Dienstag, 29. Januar 2013
Vorbeisehen
Er liebt Adelina, wenn sie in der Badewanne sitzt. Die Haare kleben an ihrem Kopf, und sie macht leise Geräusche. Sie fühlt, mit ihrem ganzen kleinen Körper, fühlt ohne Worte für das Gefühl, dieses Wesen, dass ganz Körper ist. Er sitzt daneben und sieht ihr beim Fühlen zu, sie murmelt ins Wasser. Es ist der schönste Moment seit Wochen.

In Texten über Familien mit behinderten Kindern findet man oft Sätze wie: Wenn es Olivia gut geht, geht es uns allen gut. Was damit gesagt sein will ist: Olivia, das Down-Syndrom-Mädchen, ist unser Sonnenschein. Was es aber, so ist er sicher, eigentlich heisst, ist: Das Glück der Familie hängt am Geduldsfaden des Mädchens. Das Wohlbefinden aller anderen korreliert direkt mit dem des behinderten Kindes, eine absolute Abhängigkeit. Dieser immer und immer wiederkehrende Sonnenscheinscheiss heisst nämlich auch: wenn sie nicht mag, geht es allen andern schlecht.
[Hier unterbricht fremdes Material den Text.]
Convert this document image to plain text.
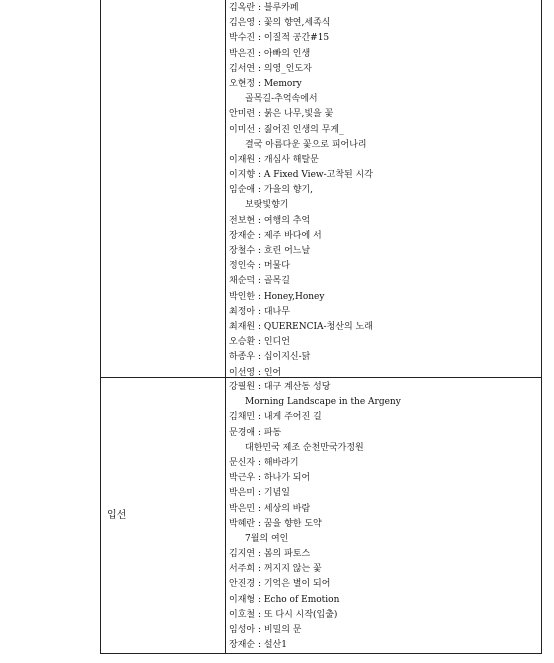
입선
김옥란 : 블루카페
김은영 : 꽃의 향연,세족식
박수진 : 이질적 공간#15
박은진 : 아빠의 인생
김서연 : 의영_인도자
오현정 : Memory
골목길-추억속에서
안미련 : 붉은 나무,빛을 꽃
이미선 : 짊어진 인생의 무게_
결국 아름다운 꽃으로 피어나리
이재원 : 개심사 해탈문
이지향 : A Fixed View-고착된 시각
임순애 : 가을의 향기,
보랏빛향기
전보현 : 여행의 추억
장재순 : 제주 바다에 서
장철수 : 흐린 어느날
정인숙 : 머물다
채순덕 : 골목길
박인한 : Honey,Honey
최정아 : 대나무
최재원 : QUERENCIA-청산의 노래
오승환 : 인디언
하종우 : 십이지신-닭
이선영 : 인어
강필원 : 대구 계산동 성당
Morning Landscape in the Argeny
김채민 : 내게 주어진 길
문경애 : 파동
대한민국 제조 순천만국가정원
문신자 : 해바라기
박근우 : 하나가 되어
박은미 : 기념일
박은민 : 세상의 바람
박혜란 : 꿈을 향한 도약
7월의 여인
김지연 : 봄의 파토스
서주희 : 꺼지지 않는 꽃
안진경 : 기억은 별이 되어
이재형 : Echo of Emotion
이호철 : 또 다시 시작(입출)
임성아 : 비밀의 문
장재순 : 설산1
Trotzdem kann er sich jetzt nicht an ihr satt sehen, wie sie gurgelt, und an ihm vorbei sieht. Er hat gelernt, das an ihr zu mögen. Dass sie immer an allem vorbeisieht. Manchmal, wenn alles zu viel wird, imitiert er das, setzt ihren vakanten Blick auf, lässt die Augen an nichts mehr halten und sagt sich: nichts macht einen Unterschied. Das ist ein sicherer Schutz, Desinteresse als dichte Grenze zwischen innen und aussen.

Er liegt bei Anna im Bett, sie redet, in der Küche, mit diesem Typen, der plötzlich im Wohnung gestanden war. Er liegt da und sieht am Licht neben ihrem Bett vorbei und denkt: nichts macht einen Unterschied. Er denkt an das Kind, dass jetzt im warmen Bett liegt, sich vielleicht wiegt, wie sie das so oft macht, wenn sie alleine ist. Jetzt liegt er also bei Anna im Bett und sehnt sich nach Adelina und ihrer Gleichgültigkeit, nach monatelangem Wachliegen in Adelinas Bett, an Anna denkend.